JPMorgan Warns of Potential 10% Correction in S&P 500, Citing Lack of Defensive Positioning

Stock News
03/09

Rising geopolitical tensions are rapidly fueling risk aversion across global financial markets. On March 9, JPMorgan Chase’s trading division issued a fresh market alert, suggesting that U.S. equity traders are ill-prepared for a potential pullback in the S&P 500. The bank warned that escalating conflicts in the Middle East have disrupted energy supply chains, creating conditions for a near-term “tactical correction” of up to 10% in the index.

As tensions in the Middle East intensify, global crude oil supply systems face severe strain, with international oil prices recently surpassing $100 per barrel. Andrew Tyler, Global Head of Market Intelligence at JPMorgan, noted in the report that a sharp spike in oil prices could not only boost inflation expectations but also revive concerns about “stagflation,” directly weighing on equity valuations. Tyler projected that if the situation remains uncontrolled, the S&P 500 could retreat from recent highs to around 6,270, reflecting a repricing of war-related risk premiums.

Market participants’ positioning is also amplifying potential volatility. According to JPMorgan’s data monitoring, despite repeated geopolitical shocks, most investors maintain neutral risk exposure, with the broader market lacking sufficient hedging protection.

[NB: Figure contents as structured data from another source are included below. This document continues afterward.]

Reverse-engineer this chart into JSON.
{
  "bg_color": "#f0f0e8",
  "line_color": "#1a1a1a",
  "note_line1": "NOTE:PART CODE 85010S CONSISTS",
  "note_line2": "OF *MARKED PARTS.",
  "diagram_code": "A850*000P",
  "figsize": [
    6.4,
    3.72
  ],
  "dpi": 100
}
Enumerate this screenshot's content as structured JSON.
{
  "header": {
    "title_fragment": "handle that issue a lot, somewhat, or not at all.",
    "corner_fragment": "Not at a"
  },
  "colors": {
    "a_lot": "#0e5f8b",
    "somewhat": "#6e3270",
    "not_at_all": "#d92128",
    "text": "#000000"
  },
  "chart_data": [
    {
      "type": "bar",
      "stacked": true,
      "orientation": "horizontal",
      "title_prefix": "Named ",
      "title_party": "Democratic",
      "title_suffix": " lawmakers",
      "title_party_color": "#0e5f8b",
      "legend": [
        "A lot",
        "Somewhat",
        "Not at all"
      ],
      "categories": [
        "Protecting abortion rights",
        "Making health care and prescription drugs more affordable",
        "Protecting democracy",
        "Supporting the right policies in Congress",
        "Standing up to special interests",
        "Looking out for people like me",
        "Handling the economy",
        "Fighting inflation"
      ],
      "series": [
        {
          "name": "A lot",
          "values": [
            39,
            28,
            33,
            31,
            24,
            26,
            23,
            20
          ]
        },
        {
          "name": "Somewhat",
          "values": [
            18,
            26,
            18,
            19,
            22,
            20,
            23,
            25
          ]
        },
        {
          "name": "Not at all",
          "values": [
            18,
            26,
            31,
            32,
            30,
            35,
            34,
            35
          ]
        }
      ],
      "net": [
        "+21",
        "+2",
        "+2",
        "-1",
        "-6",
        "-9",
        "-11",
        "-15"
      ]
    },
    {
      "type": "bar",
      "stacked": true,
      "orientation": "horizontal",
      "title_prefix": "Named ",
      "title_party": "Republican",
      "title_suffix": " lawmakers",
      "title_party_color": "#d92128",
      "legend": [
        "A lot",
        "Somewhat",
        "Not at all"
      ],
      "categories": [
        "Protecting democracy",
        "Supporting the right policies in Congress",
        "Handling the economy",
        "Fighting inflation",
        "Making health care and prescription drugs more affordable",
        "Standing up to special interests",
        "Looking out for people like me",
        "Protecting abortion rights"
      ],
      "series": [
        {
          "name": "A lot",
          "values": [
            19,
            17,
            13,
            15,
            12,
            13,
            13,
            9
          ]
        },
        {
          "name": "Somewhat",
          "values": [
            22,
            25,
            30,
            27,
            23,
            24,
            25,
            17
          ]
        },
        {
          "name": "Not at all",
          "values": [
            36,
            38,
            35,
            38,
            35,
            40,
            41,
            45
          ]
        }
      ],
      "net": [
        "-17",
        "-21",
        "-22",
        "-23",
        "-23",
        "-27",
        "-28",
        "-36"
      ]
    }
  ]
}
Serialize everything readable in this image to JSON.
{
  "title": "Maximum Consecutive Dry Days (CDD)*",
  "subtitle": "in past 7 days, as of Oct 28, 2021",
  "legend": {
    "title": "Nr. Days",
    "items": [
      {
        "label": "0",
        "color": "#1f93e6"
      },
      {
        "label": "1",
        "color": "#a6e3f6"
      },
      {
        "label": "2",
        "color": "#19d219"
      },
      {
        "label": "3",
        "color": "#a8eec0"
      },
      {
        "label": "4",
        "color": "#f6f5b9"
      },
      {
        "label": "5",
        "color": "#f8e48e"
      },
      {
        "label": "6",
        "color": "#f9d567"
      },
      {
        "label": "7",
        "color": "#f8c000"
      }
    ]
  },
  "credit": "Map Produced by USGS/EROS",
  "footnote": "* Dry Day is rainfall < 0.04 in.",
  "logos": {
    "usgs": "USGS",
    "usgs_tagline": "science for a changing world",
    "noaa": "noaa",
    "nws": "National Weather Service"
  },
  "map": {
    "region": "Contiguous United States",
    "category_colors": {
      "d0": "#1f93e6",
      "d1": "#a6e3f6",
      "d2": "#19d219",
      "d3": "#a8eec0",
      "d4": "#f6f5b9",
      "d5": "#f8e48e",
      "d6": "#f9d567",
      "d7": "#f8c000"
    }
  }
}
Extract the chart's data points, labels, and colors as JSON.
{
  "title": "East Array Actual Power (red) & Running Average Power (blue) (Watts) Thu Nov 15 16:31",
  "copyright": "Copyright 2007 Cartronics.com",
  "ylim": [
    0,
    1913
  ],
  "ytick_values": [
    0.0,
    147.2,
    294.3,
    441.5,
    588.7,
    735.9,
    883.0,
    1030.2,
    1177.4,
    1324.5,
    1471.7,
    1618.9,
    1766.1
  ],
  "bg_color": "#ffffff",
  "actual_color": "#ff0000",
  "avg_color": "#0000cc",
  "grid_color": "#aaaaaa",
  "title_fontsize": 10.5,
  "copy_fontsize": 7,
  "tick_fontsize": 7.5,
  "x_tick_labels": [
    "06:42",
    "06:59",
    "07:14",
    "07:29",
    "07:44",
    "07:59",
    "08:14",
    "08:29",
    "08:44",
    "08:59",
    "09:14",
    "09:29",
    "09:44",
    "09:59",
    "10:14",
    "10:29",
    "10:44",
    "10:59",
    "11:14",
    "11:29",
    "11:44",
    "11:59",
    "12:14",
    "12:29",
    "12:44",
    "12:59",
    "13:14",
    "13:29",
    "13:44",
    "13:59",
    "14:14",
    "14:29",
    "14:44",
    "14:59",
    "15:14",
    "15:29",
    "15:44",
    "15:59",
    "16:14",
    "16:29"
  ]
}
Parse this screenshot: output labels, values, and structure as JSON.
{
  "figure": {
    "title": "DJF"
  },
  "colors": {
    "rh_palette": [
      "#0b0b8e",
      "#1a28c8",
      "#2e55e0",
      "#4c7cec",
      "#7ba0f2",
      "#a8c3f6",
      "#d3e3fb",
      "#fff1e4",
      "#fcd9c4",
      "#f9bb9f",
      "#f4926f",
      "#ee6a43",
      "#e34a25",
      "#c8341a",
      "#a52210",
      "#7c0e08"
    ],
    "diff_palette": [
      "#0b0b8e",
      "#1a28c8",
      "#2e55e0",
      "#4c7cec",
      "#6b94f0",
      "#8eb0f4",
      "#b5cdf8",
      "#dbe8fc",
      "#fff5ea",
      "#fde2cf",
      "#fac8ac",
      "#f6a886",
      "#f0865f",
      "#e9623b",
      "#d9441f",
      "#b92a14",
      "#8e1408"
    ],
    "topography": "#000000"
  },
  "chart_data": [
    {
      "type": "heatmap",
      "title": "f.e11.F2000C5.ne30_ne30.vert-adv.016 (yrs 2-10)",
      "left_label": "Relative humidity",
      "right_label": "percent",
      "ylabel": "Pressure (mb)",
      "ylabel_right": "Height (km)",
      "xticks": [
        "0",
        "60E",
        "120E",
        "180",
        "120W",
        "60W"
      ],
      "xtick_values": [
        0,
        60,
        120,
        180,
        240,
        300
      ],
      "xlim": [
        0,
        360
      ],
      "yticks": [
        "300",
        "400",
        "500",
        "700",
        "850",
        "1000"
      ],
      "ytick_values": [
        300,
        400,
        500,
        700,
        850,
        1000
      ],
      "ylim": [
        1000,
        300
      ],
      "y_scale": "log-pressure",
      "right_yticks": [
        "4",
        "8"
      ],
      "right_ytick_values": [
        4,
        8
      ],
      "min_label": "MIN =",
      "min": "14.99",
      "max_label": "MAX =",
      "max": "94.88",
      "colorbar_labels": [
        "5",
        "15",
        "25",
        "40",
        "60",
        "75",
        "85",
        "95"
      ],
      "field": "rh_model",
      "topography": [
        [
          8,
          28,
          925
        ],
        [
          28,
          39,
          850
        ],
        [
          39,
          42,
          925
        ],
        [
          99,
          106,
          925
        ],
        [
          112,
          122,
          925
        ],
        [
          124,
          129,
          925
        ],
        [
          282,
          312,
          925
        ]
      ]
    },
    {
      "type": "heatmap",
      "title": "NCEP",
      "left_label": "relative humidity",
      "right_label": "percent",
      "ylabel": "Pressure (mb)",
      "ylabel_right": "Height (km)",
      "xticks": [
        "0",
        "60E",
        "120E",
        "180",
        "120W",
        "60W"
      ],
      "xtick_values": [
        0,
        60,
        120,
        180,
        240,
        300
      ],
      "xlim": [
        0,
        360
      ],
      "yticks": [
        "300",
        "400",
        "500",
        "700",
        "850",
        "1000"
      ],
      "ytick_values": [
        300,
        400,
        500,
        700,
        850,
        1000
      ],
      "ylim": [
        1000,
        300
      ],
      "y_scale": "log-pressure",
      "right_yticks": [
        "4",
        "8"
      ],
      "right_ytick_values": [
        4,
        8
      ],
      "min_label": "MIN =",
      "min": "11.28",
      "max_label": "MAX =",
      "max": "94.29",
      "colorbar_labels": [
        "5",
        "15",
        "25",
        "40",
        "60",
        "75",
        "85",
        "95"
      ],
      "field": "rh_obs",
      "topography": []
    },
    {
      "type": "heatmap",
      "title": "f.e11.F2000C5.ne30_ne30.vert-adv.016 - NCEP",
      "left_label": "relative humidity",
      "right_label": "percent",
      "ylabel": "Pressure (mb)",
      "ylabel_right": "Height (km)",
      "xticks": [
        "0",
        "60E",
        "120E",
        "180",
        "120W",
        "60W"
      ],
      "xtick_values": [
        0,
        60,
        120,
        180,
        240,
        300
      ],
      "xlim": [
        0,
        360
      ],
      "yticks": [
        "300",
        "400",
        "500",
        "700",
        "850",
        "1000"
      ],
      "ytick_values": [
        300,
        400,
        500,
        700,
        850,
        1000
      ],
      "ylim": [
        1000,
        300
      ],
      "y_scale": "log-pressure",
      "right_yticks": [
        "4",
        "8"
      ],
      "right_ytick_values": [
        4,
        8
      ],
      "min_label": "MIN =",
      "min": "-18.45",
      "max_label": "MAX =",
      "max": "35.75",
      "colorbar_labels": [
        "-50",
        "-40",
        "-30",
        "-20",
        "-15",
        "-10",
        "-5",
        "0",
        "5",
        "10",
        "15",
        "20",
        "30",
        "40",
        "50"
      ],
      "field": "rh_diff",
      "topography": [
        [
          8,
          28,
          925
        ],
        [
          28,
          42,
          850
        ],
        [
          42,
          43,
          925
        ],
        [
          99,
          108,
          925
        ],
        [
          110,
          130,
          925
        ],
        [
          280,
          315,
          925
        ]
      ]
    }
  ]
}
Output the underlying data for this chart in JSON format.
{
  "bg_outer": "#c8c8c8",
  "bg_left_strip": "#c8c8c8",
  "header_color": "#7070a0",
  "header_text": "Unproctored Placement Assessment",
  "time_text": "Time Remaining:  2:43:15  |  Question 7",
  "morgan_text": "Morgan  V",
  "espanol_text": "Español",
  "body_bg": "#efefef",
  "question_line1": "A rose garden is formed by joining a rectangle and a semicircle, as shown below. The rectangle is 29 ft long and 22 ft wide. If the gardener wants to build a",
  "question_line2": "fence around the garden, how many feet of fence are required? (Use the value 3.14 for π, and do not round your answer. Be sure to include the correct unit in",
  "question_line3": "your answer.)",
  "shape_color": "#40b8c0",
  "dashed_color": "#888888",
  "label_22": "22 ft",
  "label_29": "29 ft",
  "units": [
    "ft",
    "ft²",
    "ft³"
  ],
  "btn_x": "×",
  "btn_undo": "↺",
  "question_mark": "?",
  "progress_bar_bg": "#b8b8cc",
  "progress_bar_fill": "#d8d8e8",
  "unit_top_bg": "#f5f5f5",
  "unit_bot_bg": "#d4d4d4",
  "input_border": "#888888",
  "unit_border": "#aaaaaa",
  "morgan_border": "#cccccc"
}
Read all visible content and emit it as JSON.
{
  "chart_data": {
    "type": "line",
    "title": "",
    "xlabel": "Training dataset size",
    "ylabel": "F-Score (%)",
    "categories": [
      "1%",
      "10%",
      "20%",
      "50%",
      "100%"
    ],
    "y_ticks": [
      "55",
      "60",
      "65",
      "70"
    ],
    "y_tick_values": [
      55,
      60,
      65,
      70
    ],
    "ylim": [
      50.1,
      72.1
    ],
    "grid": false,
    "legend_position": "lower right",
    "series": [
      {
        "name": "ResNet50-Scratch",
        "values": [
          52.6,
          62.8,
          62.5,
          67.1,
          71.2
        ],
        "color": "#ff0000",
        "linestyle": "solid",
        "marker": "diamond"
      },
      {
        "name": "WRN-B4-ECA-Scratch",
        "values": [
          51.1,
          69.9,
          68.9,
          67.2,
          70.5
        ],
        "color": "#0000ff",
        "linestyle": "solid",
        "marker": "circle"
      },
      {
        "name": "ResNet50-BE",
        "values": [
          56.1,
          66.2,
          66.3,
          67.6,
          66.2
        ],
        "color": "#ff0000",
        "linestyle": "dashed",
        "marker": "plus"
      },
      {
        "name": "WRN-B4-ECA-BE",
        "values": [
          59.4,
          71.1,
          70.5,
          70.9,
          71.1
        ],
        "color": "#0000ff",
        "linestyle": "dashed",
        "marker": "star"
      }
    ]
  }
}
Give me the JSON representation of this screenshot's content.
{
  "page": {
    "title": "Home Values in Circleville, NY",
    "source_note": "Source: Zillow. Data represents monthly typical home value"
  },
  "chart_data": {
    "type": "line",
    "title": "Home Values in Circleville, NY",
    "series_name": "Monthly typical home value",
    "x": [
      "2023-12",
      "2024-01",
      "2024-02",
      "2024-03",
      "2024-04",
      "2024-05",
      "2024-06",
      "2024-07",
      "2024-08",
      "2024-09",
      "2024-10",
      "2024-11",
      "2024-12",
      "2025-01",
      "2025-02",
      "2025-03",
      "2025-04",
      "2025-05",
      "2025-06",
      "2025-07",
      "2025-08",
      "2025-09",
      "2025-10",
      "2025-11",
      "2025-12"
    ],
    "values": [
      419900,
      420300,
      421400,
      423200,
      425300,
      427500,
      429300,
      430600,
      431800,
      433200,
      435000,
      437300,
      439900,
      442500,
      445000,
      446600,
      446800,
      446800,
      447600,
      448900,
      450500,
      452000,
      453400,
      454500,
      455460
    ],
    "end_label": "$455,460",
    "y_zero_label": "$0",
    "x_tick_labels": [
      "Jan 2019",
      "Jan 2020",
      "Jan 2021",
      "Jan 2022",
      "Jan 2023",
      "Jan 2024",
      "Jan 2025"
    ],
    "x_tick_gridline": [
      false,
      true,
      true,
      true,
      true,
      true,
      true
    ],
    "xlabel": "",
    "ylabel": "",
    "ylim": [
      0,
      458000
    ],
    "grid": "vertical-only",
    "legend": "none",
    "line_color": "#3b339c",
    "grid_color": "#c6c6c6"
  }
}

Tyler wrote that investors are not positioned for a downturn, stating, “Current positioning is neutral, with no signs of extreme de-risking.” He added that energy stocks experienced net selling last week as traders “anticipated a de-escalation.” This lack of preparedness suggests that any further escalation in conflict could trigger liquidity stress driven by panic selling.

Although AI-driven capital expenditure and corporate fundamentals remain robust, geopolitical risks are currently dominating short-term market sentiment, overshadowing macroeconomic narratives. Over the weekend, several Gulf nations announced cuts in oil production, raising concerns about persistent supply disruptions and stagflation risks, even as oil prices surged above $100 per barrel.

Looking ahead, JPMorgan views the current bearish sentiment as “tactical” in nature rather than signaling the end of the long-term bull market. The bank’s strategy team emphasized that equity performance will heavily depend on developments in the Middle East and the subsequent trajectory of oil prices. Tyler noted, “Once a clear exit path from the conflict emerges, the current tactical focus on supply shocks will fade—since underlying macroeconomic fundamentals continue to support risk assets.”